The evening began with poetry. Motion battled with a radio microphone in the period before the interval, but his reading was emotional and engaging. Many of the poems were elegies of one kind or another and his elegy for Philip Larkin, with whom he struck up a friendship during his time as a lecturer at Hull University, was my personal favourite. Larkin’s capturing of light in ‘The Whitsun Weddings’ is remembered in Motion’s own poem but although the poem recalls Larkin’s way of seeing with quite startling clarity, it is a remembrance, not a repetition.

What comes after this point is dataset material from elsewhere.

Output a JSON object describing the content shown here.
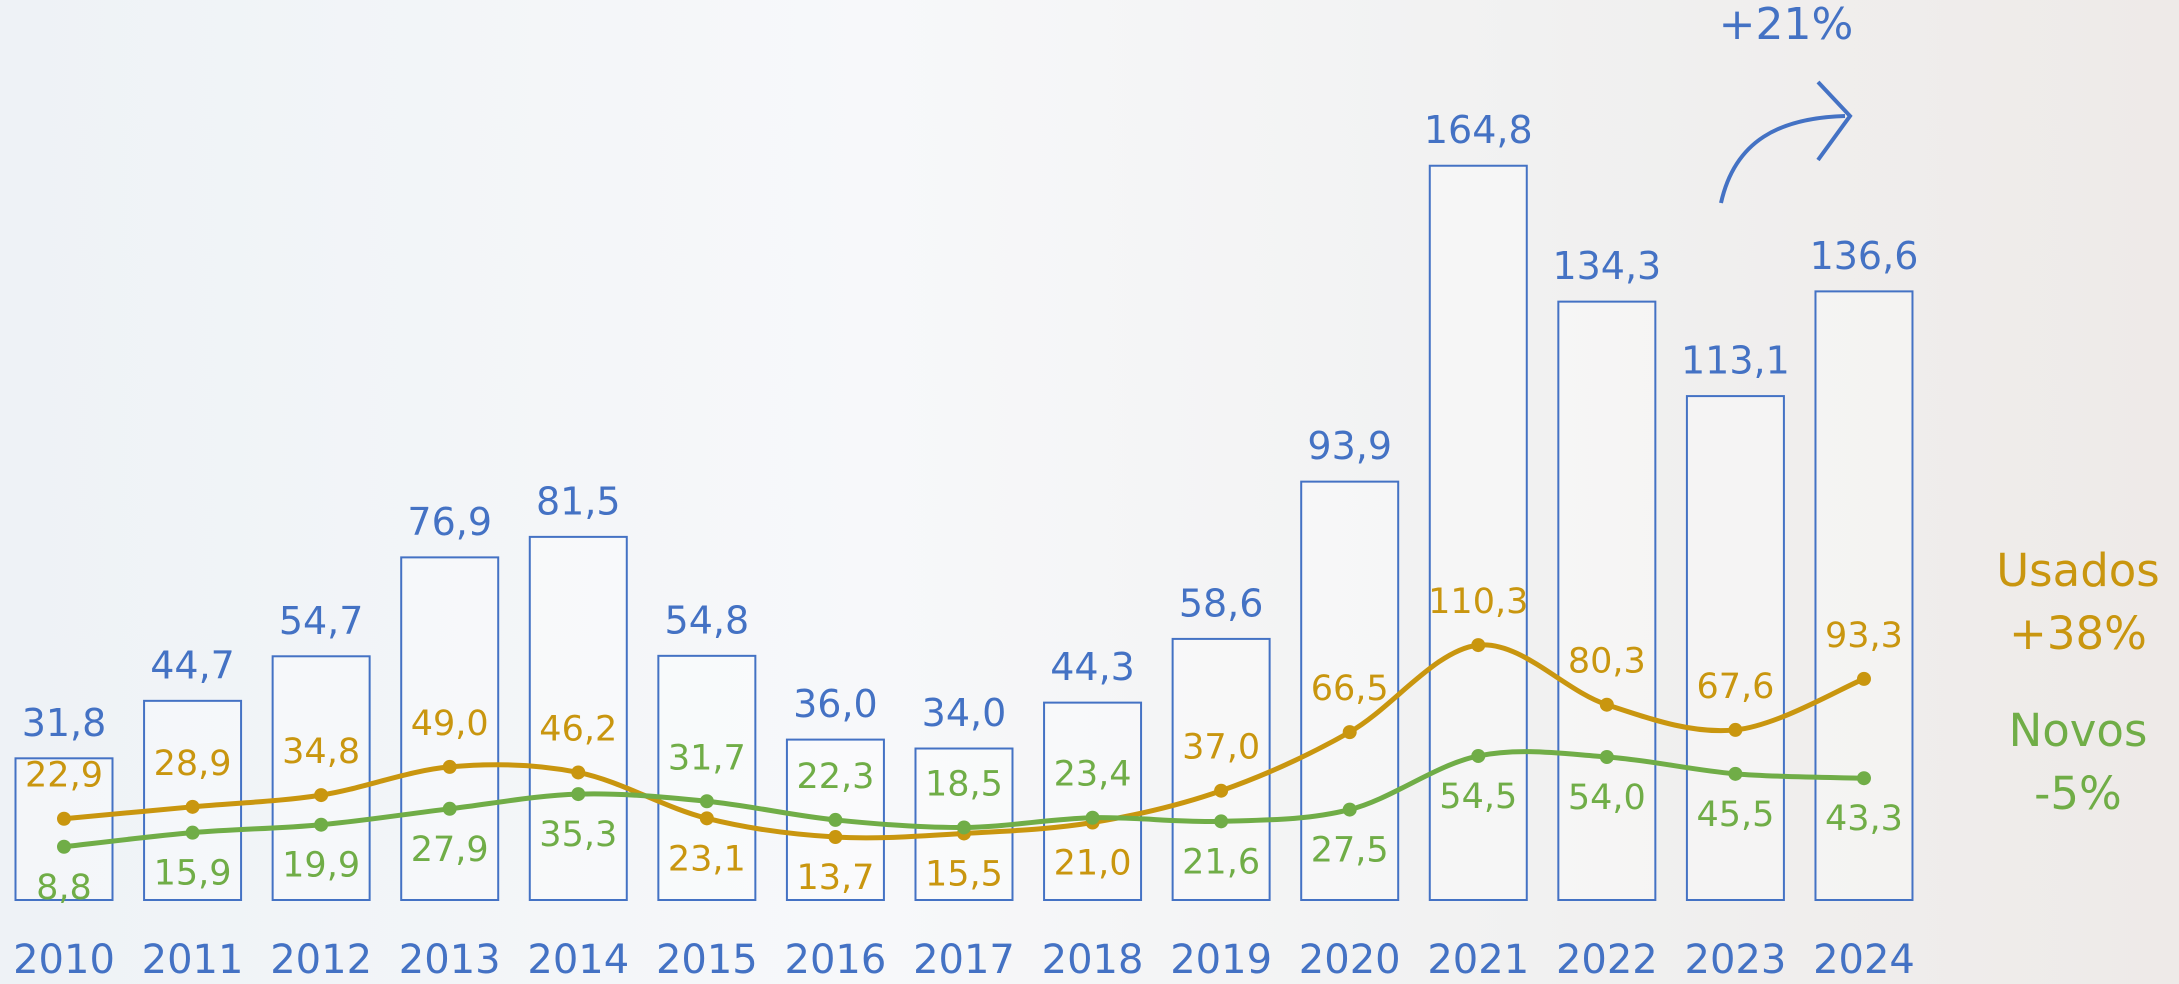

Motion also read two poems about his parents: ‘Serenade’ about his mother and ‘The Mower’, about his father. In the latter an aside about his father buffing the ‘by appointment’ crest on the mowing machine even though it couldn’t be made to shine may indicate the poet’s thoughts on his own official stamp. These poems tied in well with readings from his autobiography In the Blood, published in 2006. As he hinted in the following question and answer session, here was the material that helped form him as a poet. Andrew Motion is known as a poet of innocence, loss, and remembrance, but as this reading showed he is more interested in understanding memory than presenting statements of events. Much of the work he read could be described as courageous, intensely personal, and fiercely truthful. But as he explained this is not the truth of the courtroom and the history book. It is much more interesting than that.